Joelle Drummond, marketing director at Drop Bear Beer, a Welsh brewer featuring in the DIT ad campaign, said the post-Brexit transition led to “nervousness” last year.

”Due to the additional hurdles and our limited resources we did for a time rein in our EU exports, however, these are picking back up and partnering with larger exporters who take care of much of the paperwork is a huge help, we just need to make sure we tick all the boxes our end on the label”, she said.

The renewed emphasis on what Fish said was the UK’s “world-class food and drink” could be seen as an attempt by the Liz Truss-led administration to distance itself from its predecessor. Boris Johnson’s government was accused of sidelining beef and lamb farmers in its post-Brexit free trade agreements with Australia and New Zealand, though the FTAs were welcomed by other food and drink sectors, including dairy and wine.
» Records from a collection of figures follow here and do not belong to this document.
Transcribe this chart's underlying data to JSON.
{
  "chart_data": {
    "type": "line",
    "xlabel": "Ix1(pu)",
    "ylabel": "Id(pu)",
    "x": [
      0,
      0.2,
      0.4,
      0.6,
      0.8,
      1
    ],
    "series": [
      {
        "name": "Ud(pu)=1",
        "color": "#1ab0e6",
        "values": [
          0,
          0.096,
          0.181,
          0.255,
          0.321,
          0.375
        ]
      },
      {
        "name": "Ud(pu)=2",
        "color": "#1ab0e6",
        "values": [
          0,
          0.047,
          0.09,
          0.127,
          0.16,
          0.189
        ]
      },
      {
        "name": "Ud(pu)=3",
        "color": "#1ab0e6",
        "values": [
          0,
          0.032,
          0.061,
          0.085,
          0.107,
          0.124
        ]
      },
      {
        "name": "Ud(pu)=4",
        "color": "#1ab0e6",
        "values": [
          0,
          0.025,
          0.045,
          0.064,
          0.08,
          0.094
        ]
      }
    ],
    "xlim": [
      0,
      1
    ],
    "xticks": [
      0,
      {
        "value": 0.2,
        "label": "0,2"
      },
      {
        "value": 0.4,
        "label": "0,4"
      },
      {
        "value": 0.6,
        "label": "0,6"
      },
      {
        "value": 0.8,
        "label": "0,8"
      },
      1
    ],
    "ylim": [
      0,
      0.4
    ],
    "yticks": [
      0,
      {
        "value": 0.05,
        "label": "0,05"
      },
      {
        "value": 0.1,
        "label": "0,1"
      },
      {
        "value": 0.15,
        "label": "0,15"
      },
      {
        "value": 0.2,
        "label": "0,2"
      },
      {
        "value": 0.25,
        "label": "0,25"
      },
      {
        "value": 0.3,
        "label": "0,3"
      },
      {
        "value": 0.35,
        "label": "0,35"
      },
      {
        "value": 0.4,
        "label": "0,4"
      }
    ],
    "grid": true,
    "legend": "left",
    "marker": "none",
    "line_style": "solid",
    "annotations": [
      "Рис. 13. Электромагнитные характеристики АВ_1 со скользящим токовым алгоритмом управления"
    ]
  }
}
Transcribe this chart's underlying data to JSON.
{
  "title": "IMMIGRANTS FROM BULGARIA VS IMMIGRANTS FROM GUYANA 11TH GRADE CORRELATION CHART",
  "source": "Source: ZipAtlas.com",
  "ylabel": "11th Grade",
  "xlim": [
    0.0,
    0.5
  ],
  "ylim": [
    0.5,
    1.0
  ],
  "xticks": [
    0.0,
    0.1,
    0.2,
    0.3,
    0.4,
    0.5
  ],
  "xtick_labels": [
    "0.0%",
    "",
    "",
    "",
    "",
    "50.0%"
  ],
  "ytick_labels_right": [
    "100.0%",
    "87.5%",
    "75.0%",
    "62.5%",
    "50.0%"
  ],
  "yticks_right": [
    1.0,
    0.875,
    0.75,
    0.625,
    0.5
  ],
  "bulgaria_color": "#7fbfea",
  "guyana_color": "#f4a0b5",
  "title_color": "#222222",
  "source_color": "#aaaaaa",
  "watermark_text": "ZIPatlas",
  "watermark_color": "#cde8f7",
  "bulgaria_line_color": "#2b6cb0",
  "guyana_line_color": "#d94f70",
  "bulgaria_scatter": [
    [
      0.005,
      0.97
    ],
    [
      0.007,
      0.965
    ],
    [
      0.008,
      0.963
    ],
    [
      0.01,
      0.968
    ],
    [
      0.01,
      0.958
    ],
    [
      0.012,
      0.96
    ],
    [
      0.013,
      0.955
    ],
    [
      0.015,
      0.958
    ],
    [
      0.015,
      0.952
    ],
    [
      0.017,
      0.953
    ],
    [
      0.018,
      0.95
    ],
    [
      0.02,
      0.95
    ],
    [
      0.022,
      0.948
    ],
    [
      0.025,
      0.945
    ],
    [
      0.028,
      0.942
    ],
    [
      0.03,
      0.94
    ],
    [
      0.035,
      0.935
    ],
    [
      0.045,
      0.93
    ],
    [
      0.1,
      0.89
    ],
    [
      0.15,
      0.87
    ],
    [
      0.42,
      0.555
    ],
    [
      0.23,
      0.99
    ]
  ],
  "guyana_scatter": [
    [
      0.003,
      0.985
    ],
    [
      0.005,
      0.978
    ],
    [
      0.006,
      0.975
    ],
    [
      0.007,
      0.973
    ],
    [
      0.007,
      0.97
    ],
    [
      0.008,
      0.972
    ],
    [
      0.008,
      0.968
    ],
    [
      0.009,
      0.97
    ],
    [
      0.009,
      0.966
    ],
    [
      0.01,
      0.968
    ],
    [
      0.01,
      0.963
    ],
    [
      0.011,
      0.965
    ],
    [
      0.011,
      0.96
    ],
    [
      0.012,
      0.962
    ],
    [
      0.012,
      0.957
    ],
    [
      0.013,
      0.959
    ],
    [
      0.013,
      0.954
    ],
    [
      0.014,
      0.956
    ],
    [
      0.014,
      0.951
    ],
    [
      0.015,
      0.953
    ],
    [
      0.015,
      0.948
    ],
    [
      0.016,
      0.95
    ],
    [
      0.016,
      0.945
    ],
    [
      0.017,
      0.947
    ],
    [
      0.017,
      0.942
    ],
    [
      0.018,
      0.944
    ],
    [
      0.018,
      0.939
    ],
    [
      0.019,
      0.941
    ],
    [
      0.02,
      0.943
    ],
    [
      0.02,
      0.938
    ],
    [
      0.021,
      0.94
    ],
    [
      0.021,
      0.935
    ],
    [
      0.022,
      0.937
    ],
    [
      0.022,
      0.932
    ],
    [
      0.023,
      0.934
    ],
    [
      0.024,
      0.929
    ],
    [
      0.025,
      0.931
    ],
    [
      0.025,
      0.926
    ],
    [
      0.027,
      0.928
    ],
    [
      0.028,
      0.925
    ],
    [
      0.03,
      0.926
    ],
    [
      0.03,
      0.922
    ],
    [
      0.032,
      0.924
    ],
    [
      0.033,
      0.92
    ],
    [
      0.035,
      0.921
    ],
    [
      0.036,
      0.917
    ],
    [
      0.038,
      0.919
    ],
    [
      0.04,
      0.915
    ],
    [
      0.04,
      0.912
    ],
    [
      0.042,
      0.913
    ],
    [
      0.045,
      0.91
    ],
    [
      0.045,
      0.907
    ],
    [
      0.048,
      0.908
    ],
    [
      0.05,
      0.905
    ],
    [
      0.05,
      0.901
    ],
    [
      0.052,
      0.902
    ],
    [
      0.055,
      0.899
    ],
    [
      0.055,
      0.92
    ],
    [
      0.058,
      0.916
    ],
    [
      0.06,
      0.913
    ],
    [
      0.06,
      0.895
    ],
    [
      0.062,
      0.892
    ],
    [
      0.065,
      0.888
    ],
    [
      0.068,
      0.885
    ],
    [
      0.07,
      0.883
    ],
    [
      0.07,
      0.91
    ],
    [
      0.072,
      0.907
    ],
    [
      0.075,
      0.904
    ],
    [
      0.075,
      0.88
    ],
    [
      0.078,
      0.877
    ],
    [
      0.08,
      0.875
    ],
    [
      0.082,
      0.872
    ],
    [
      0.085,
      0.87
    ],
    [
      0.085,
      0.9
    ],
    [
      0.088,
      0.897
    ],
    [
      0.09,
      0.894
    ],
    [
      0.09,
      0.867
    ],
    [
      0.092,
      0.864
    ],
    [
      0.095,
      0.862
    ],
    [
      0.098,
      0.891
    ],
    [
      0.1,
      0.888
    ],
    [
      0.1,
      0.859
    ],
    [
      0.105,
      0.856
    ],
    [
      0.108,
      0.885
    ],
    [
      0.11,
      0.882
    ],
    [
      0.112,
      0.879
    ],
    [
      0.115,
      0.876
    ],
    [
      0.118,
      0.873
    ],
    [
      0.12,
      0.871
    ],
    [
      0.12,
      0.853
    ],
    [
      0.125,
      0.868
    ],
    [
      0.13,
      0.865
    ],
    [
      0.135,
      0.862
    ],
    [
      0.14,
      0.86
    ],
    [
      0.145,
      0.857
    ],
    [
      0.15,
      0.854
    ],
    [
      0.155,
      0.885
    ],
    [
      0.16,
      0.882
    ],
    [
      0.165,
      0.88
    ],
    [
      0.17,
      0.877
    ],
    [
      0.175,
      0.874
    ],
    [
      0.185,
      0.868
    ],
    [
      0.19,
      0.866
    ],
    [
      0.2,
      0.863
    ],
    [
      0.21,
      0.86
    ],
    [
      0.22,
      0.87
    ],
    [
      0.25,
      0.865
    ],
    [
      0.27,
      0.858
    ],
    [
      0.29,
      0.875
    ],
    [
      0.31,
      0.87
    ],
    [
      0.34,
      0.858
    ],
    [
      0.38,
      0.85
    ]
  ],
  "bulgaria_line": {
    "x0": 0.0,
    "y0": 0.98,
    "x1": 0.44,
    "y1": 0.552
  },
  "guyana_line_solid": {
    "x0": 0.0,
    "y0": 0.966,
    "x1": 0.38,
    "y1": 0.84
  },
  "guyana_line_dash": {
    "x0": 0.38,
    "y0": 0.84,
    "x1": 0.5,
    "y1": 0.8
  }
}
The DIT announcement came after new trade minister Kemi Badenoch was urged in a letter sent last week by environmental and agrarian organisations, including the NFU, to “embed the principle of a level playing field” in trade deal negotiations with India. The Australia agreement, the signatories said, would see British farmers competing against food imports “produced to standards that would be illegal in the UK”.